Ovaries are important female organs that look like almonds. They are responsible for hormones. They also provide a place for the eggs. Ovarian cancer happens when there are unusual or cancerous cells inside one or both of them. Look for symptoms of ovarian cancer in NHS if you suspect that you have this. But of course, doctors are the only ones who can diagnose this.
Early detection will prevent cancer from further spreading into other parts of the body. Usually, the doctor will talk to you about your condition. They will also inform what stage of ovarian cancer you are in. Knowing this will help them to provide care for you. Also, it will determine the type of treatment to give. And lastly, this will give you awareness of what is happening to your body.
The process of determining this is called staging.

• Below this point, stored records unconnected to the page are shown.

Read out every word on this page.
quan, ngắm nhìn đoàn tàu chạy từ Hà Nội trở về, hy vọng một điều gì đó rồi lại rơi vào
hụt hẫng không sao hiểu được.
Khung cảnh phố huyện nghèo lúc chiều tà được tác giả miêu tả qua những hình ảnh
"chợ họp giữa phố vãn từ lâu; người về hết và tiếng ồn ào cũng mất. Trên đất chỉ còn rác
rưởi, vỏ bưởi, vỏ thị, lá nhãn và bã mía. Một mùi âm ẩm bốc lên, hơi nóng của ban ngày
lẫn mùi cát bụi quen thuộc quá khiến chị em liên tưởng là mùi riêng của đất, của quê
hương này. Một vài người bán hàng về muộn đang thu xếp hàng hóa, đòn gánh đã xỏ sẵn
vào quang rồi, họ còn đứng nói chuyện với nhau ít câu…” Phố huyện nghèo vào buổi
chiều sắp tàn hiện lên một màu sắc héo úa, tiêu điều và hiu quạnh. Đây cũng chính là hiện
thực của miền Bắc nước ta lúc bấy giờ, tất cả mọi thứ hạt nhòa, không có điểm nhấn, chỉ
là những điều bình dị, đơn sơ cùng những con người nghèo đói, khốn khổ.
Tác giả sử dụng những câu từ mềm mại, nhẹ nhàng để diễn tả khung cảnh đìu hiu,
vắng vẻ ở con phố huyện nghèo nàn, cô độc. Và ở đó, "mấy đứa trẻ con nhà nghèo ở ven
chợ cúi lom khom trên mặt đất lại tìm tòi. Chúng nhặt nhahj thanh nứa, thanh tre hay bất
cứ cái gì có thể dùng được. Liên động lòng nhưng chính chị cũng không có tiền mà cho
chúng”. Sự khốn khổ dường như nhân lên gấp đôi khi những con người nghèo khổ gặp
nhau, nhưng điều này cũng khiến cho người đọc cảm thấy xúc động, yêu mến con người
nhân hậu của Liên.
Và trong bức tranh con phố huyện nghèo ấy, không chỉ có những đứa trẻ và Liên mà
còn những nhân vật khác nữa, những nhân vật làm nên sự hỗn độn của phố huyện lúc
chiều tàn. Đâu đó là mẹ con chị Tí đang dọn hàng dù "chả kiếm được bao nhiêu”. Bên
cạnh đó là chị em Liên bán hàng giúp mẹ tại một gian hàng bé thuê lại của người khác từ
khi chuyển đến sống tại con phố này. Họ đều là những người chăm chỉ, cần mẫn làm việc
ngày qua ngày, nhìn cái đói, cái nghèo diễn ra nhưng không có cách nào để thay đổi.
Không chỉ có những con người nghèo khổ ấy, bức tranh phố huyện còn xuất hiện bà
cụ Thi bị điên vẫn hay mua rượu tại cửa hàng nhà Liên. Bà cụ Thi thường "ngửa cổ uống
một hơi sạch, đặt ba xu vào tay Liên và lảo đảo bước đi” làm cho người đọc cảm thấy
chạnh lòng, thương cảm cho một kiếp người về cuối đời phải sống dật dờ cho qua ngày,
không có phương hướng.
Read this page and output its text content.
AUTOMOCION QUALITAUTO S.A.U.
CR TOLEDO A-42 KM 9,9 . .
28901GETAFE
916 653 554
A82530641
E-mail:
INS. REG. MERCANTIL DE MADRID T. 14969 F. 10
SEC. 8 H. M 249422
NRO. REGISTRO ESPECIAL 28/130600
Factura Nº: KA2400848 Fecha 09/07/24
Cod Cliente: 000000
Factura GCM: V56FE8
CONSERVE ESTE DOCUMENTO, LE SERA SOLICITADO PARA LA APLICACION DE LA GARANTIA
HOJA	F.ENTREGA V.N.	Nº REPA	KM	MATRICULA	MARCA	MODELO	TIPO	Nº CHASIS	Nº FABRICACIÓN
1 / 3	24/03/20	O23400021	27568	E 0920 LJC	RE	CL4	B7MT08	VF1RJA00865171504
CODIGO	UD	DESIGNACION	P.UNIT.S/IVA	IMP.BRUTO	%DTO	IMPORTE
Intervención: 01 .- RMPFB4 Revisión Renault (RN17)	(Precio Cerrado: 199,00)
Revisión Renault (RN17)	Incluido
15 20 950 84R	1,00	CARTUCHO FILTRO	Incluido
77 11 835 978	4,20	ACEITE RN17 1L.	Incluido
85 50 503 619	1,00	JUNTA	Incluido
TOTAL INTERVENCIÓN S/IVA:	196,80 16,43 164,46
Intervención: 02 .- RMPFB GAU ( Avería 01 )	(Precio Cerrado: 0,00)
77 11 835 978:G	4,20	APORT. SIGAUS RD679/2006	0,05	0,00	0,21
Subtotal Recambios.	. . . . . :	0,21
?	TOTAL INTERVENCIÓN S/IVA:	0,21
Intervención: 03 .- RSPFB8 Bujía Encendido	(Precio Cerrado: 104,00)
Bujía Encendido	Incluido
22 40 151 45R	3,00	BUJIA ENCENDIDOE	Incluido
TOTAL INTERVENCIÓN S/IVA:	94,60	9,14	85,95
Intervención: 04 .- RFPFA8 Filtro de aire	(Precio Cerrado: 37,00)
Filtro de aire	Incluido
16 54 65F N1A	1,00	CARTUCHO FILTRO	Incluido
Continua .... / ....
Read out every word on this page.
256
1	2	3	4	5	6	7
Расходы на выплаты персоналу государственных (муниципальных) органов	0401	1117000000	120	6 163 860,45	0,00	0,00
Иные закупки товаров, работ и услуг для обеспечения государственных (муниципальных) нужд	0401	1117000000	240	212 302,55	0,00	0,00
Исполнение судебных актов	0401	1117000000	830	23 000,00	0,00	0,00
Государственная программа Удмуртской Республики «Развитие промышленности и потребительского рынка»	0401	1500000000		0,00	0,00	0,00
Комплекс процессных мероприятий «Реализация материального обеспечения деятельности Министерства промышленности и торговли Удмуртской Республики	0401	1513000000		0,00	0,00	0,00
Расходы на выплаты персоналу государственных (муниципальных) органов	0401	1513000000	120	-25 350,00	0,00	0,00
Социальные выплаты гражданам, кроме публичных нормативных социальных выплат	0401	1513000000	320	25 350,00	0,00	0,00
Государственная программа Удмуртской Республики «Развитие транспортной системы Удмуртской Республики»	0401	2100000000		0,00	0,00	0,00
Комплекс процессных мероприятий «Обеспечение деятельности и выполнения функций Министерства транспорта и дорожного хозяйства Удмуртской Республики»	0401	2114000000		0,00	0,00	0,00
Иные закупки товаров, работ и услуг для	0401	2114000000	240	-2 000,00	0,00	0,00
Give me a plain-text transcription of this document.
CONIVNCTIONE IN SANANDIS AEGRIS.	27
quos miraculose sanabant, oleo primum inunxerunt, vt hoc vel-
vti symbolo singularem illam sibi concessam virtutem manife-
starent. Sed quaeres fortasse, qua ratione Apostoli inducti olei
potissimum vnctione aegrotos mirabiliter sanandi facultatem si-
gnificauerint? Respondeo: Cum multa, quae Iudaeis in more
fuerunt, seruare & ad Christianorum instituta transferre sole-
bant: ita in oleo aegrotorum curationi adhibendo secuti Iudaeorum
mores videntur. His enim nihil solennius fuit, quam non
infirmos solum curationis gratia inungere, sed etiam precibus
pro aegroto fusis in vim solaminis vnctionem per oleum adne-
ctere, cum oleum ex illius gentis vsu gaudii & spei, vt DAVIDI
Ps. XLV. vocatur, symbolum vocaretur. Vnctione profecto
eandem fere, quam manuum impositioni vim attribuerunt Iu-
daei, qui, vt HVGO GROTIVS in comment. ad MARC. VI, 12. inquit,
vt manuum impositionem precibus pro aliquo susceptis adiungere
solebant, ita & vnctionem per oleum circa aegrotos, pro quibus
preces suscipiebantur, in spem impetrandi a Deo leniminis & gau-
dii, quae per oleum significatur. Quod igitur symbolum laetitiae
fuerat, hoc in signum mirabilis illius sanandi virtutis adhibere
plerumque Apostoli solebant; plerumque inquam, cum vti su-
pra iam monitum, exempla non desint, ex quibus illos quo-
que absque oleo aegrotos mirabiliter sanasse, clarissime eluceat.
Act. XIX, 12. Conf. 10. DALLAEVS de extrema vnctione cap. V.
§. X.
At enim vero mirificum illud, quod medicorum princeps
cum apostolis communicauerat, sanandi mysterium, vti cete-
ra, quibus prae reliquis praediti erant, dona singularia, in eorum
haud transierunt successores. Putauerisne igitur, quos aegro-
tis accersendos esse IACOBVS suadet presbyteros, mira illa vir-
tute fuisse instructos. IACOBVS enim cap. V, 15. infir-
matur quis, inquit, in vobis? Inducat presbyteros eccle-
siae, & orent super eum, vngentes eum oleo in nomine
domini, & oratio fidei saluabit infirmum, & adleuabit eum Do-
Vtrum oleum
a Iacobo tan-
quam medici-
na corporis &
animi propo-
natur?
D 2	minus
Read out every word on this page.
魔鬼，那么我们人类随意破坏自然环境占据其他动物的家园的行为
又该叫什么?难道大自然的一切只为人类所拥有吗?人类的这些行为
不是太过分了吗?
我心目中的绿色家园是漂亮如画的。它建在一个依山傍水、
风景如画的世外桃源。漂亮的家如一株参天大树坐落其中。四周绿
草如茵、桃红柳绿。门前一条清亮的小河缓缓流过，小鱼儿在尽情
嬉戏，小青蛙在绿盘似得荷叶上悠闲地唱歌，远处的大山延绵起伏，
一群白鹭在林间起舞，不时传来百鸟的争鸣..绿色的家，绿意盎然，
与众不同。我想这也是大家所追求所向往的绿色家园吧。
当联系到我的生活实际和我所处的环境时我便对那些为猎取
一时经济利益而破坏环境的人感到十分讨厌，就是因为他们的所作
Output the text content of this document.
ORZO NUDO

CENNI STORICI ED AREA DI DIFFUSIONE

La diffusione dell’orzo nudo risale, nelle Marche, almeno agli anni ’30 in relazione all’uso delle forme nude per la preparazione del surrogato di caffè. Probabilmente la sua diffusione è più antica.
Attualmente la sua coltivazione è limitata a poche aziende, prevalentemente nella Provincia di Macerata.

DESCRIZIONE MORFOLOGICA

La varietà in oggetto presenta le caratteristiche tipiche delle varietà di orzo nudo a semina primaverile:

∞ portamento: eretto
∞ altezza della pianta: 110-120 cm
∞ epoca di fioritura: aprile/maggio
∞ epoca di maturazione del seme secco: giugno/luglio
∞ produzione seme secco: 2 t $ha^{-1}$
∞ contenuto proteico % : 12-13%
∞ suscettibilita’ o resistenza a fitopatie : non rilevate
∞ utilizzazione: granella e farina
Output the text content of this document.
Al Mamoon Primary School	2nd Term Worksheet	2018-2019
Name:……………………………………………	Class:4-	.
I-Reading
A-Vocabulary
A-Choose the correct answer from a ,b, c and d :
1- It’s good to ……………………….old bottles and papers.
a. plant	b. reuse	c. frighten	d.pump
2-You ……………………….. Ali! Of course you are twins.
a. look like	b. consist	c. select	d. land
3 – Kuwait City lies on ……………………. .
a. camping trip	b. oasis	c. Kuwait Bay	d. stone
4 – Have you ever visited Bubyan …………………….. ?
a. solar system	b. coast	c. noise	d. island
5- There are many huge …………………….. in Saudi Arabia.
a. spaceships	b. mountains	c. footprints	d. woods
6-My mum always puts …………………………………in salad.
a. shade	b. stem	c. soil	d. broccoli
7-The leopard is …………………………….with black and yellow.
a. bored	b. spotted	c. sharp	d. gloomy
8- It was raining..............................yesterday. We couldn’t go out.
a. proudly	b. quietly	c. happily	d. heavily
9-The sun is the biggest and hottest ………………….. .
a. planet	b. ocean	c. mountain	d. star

Staging will tell the size and location of the abnormal cells. It will also tell where the cells started and where they are at the moment. Doctors can also know if it has spread. They will do the procedure by collecting samples. These will come out from parts of your pelvis and belly.
Stage 1 is the least serious stage of ovarian cancer. The abnormal cells are only in the ovaries. It may be inside one ovary (Stage IA) or both ovaries (Stage IB). Doctors can easily remove the cells through surgery at this stage. However, they may be complications. The cells may leak into your belly or pelvic area (Stage IC1). They may also burst and leak even before the procedure (Stage IC2). When it happens, then one needs to do lab tests. Therefore, it will determine where the fluid has leaked in your body.
Moreover, at this stage, doctors can find clear cell ovarian cancer. Hence, it is an uncommon type of cancer. Its cause is usually different from the common type. Clear cell ovarian cancer may cause severe pain or discomfort. Those who have it will notice a lump in their abdomen.
The outlook on this stage is very good. Patients have a 90% survival rate. The main treatment involves the removal of affected organs. You may talk to your doctor about this. Other treatments may be better for you if you consider getting pregnant.
Cancer has not spread into far organs. However, it has already reached organs close to the ovary. It may spread into other reproductive organs (Stage IIA). Stage IIB affects organs in the pelvis.
The survival rate is at 70% for those who are 65 years old and younger who have better chances. Treatment involves surgery. Doctors will remove affected organs. They will also take samples of other organs. It will help in determining which are affected.
Cancer is also now in the stomach lining. It may also affect your nodes. Stage IIIA happens when the cells are already in the pelvis. It can damage the surfaces of other organs too. One can differentiate stage IIIB and stage IIIC based on their size. Mostly, 60% of diagnoses happen during this stage.
Stage III has a lesser chance of survival rate at 39%. Treatment is the same as in previous stages. Chemotherapy may follow after the surgery. Likewise, it is to find and remove any remaining abnormal cells.
Moreover, it is the most advanced stage. Hence, it means that the cancer is already in other organs far from the ovary. It may reach the lungs (Stage IVA). If you are at stage IVB, it means that the cancer is now affecting most parts of the body.
This stage has the lowest survival. The rate is approximately 17%. Treatment is done to remove as many abnormal cells as possible.
Talk with your doctor about your stage. They can also provide you guidance and support. You may want to check ovarian cancer symptoms NHS to grasp what you will go through fully. Talk to your doctor about your options. You have the sole option of what to choose. Do your research and weigh the benefits and effects of each. Cancer is a challenging experience. It can be scary. And you can ask for help from a therapist if it affects your mental health. You can also join a support group.